My fiction works are stalled, and I need to do something and get it out. This? This I can do, do far faster, and with authority that you can feel in every word.
I've been writing in some form of another, on a routine basis, on a variety of topics, for almost 15 years. It started with writing papers as an undergraduate, wherein even my underclass courses had me writing something on a weekly basis per course. During that time I had an acquaintance get me set up at Livejournal, back when you needed an invite code. I made use of that for years as my primary blogging outlet. Then I went back into academia for graduate school, moved over to Dreamwidth, and in 2009 I started blogging here at Blogger. I've been doing weekly posts at two other blogs I run for years, and almost a year ago I began doing daily variety blogging here at this very blog. Here, there, elsewhere- millions of words, some informal and some quite formal.

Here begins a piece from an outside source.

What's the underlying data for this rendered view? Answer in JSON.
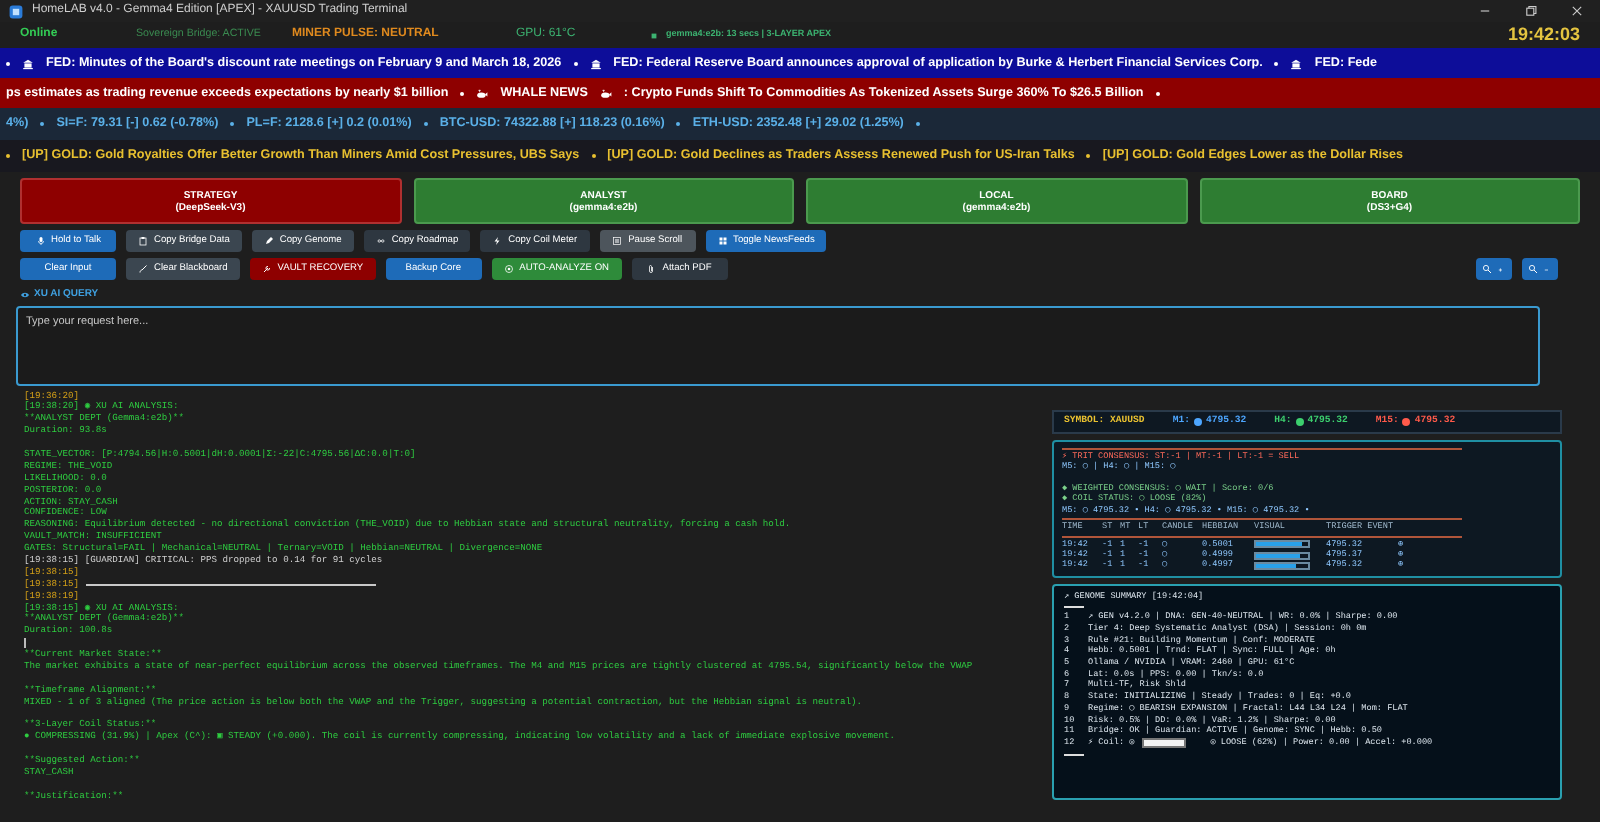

That's discipline, folks. I made a habit out of writing. Sure, some posts and papers were longer than others. Some demanded different tones, different approaches, different voices, and so on, out of me but I did them. Some I did better than others, and where I goofed I figured out (with and without feedback) what I goofed and why.
I did this for years. I had not even noticed it until I reviewed the story about the potters that I reference in the tentative title. (Long story short: pottery students got split into two groups; one group agonized over one perfect pot and the other just made pots until they got it right; the latter group achieved competency faster through iterative improvement while the former got paralyzed through fear of failure.) The point here is that, while I coped with my own fear of failure, I iterated myself into a position of competency approaching mastery with regard to my writing- only specifics remained as frontiers to push, especially in the fiction side of things.
So, this isn't going to be a how-to book in the form of me instructing you how to write. It's going to be a show-you book in the form of me testifying about how I sucked, why I sucked, and how I iterated my way past various obstacles that resulted in you reading this very book. No, it's not going to be that big either; if I hit a page count equal to Gorilla Mindset or SJWs Always Lie, that will be the upper limit.
And this post? Part of what I learned, and I don't just mean building a hype train. Cernovich would get this in a heartbeat, and I bet Vox Day would also, by saying I'm going to do this thing.
Going indie with this, doing a Kindle release on Amazon first and later POD via Createspace, and I'm going to need some help when I get done with the manuscript. For now, if you have any better title ideas, throw them down in the Comments; I'll follow-up later on what help I need.